In brief: There's been a lot of talk about AIs being able to perfectly imitate someone's voice and the potential dangers that could bring, but Samsung wants to use the technology in a less nefarious way. The company's Bixby Text Call feature, which converts text to speech for phone calls, is getting an update, so the voice it uses is an exact copy of the user's.

Bixby Text Call, part of Samsung's One UI 5.1, gives users the option of typing out a message instead of answering an incoming phone call. Rather than sending this message as a text, Bixby converts it to voice-generated audio, which it plays upon answering the call.

The service uses several default voices for reading messages out aloud. But a new update uses a replica of your own voice for those text replies. This is achieved by recording several sentences of your voice in the Bixby Voice Creator, which creates an AI-generated copy right down to the tone.

The Bixby Text Call feature is available now in English. The AI voice-generator is only available in Korea at the moment, but it is rolling out to English speakers with the Galaxy S23 series later this month. Samsung says it plans to make the generated voice compatible with other Samsung apps "beyond phone calls."

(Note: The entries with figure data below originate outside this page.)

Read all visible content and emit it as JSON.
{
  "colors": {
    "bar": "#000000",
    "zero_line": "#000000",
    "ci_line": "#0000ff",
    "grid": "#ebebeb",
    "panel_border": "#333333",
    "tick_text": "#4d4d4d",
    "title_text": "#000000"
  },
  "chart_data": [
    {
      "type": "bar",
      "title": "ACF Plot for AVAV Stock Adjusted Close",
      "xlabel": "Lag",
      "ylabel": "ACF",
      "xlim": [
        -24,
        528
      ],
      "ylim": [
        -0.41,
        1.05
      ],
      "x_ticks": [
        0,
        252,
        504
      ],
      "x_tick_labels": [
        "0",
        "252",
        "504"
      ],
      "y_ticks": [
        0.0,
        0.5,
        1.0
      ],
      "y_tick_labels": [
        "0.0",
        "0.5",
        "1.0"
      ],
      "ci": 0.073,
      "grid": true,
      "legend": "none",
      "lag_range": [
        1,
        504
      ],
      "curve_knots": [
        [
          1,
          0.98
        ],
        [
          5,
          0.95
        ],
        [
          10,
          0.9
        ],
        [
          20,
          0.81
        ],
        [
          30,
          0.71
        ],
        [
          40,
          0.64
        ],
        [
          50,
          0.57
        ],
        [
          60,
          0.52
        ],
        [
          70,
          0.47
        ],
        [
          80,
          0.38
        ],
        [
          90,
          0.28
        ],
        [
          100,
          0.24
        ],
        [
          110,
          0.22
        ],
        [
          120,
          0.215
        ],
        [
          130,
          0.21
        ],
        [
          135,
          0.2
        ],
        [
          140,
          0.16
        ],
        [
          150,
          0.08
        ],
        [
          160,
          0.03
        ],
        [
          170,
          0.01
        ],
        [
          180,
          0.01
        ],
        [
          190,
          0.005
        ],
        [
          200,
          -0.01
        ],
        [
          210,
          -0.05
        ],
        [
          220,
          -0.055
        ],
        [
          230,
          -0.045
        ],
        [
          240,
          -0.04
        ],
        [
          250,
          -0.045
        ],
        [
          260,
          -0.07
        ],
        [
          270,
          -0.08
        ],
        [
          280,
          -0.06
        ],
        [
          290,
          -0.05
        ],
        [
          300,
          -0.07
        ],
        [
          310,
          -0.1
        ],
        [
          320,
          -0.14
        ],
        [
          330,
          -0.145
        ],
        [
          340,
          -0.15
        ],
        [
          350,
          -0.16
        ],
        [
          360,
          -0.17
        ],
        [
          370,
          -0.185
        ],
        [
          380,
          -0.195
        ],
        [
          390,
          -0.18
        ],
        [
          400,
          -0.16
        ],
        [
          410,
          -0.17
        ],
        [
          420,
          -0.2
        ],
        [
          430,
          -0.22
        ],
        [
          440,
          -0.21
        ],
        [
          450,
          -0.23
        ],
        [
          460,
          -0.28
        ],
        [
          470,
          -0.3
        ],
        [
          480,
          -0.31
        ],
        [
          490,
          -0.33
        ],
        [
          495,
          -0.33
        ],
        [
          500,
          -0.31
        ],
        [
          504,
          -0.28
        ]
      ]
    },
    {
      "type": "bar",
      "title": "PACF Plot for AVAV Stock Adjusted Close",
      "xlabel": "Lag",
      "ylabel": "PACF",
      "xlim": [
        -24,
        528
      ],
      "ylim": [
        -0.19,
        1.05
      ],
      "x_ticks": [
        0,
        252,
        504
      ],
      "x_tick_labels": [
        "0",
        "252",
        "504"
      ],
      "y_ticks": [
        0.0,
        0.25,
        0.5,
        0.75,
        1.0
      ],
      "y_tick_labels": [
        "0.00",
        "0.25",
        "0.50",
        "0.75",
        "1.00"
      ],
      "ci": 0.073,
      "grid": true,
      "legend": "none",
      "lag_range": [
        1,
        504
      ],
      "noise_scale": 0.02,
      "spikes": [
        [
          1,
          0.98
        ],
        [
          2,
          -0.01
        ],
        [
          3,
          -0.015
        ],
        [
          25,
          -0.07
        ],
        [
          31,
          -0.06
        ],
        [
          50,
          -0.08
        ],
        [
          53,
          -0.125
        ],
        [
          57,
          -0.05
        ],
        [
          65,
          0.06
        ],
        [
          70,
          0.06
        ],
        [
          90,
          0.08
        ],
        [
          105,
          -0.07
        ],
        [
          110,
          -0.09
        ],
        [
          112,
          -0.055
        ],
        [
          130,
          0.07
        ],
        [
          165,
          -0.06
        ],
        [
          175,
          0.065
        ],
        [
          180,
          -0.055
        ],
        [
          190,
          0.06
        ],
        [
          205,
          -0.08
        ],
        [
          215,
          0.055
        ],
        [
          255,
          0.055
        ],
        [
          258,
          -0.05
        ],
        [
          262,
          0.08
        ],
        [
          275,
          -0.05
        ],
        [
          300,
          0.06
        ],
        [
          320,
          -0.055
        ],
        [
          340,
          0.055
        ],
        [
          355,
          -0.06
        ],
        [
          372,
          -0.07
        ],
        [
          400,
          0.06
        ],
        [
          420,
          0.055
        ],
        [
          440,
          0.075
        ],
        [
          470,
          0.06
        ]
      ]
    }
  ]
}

Imitating someone's voice is always going to raise fears about possible scams or other crimes should someone steal the phone and gain access to it, but Samsung notes that the feature does inform callers that there are speaking to Bixby and not the person they rang.

It was only last week that we heard of an Apple patent that could allow an iMessage to be read aloud in the sender's own voice. It sounds very similar to what Samsung offers, though Apple's version is related only to its iMessage service.

We're just two months into 2023, and it already looks like it'll be remembered as the year AI went mainstream. One just has to look at all the stories about ChatGPT, voice-generating systems, and autonomous military vehicles for an idea of what the future holds.